弓弦は、自分の手でパパを殺すことにした。
どういうこと。
どういう……こと。
それは、つまり、弓弦は……
「弓弦……は、あたしの、おにいちゃん……なの?」
あたしの震える声に、弓弦はようやくうつむいた。すると、紗月くんがあたしの手を置いて立ち上がり、弓弦に駆け寄った。弓弦は紗月くんを強く抱きしめ、まるで迷子が親に見つけてもらったように、それでようやく瞳を濡らしはじめる。
「……そうだよ」
その声はわなないていて、聞き取りにくかったけど、あたしははっきり聞いた。
「俺はとうさんを殺した。お前のとうさんを殺した。またあいつに妹を傷つけられたくなかった!」
そう言い切った瞬間、弓弦は嗚咽をこらえられない勢いで泣き出した。そんな弓弦にしがみつかれる紗月くんは、つらそうな表情をたたえつつも弓弦の頭をなだらかに撫でる。
でも、不意にあたしのほうを振り向くと、紗月くんは本当に優しく微笑みかけてきた。
「おいで、結音」
その言葉に、あたしはベッドを飛び降りていた。そして、ぶつかるようにふたりの元に走った。紗月くんが弓弦とのあいだにあたしを招き入れる。弓弦はぎゅっとあたしを抱きしめた。あたしも弓弦の体温にきつく抱きついた。

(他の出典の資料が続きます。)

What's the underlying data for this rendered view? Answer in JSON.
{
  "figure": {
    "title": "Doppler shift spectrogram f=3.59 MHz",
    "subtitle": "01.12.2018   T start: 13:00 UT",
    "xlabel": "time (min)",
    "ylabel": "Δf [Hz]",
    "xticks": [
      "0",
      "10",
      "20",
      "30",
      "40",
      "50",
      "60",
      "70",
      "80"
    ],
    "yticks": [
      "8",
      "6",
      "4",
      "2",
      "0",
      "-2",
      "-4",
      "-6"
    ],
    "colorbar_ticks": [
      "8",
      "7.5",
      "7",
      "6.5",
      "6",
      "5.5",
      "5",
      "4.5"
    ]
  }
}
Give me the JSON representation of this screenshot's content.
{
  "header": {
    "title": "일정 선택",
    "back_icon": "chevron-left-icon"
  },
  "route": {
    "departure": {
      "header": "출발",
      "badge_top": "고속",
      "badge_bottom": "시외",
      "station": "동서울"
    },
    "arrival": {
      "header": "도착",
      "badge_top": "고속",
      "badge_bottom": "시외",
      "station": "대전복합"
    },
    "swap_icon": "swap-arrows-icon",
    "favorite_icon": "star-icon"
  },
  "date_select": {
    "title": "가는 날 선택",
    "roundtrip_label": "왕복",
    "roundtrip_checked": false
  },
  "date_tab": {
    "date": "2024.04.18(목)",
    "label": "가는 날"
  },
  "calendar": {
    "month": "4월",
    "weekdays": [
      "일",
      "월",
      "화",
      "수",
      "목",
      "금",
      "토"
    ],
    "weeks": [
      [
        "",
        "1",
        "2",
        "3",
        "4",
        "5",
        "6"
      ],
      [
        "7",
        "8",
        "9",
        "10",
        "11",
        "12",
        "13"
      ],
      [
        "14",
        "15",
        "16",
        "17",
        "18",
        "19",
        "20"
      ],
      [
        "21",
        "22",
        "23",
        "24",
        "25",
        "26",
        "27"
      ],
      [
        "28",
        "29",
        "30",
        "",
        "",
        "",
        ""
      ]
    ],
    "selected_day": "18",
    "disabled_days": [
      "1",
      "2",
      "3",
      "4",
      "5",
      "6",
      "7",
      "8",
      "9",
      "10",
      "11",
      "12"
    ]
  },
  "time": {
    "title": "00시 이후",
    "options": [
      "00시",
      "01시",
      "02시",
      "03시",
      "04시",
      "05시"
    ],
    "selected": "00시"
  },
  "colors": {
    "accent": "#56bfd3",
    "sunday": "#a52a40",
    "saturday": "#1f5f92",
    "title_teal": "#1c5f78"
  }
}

温かかった。ふたりの愛情が、ずたずただった心に輸血されていく。そして息づいたみたいに、すごく温かかった。
いつからだろう。あたしの両目はあとからあとから水をこぼしていた。初めて、生まれて初めて、今までどんなことがあってもこの目は乾いていたのに……あたしは、泣いていた。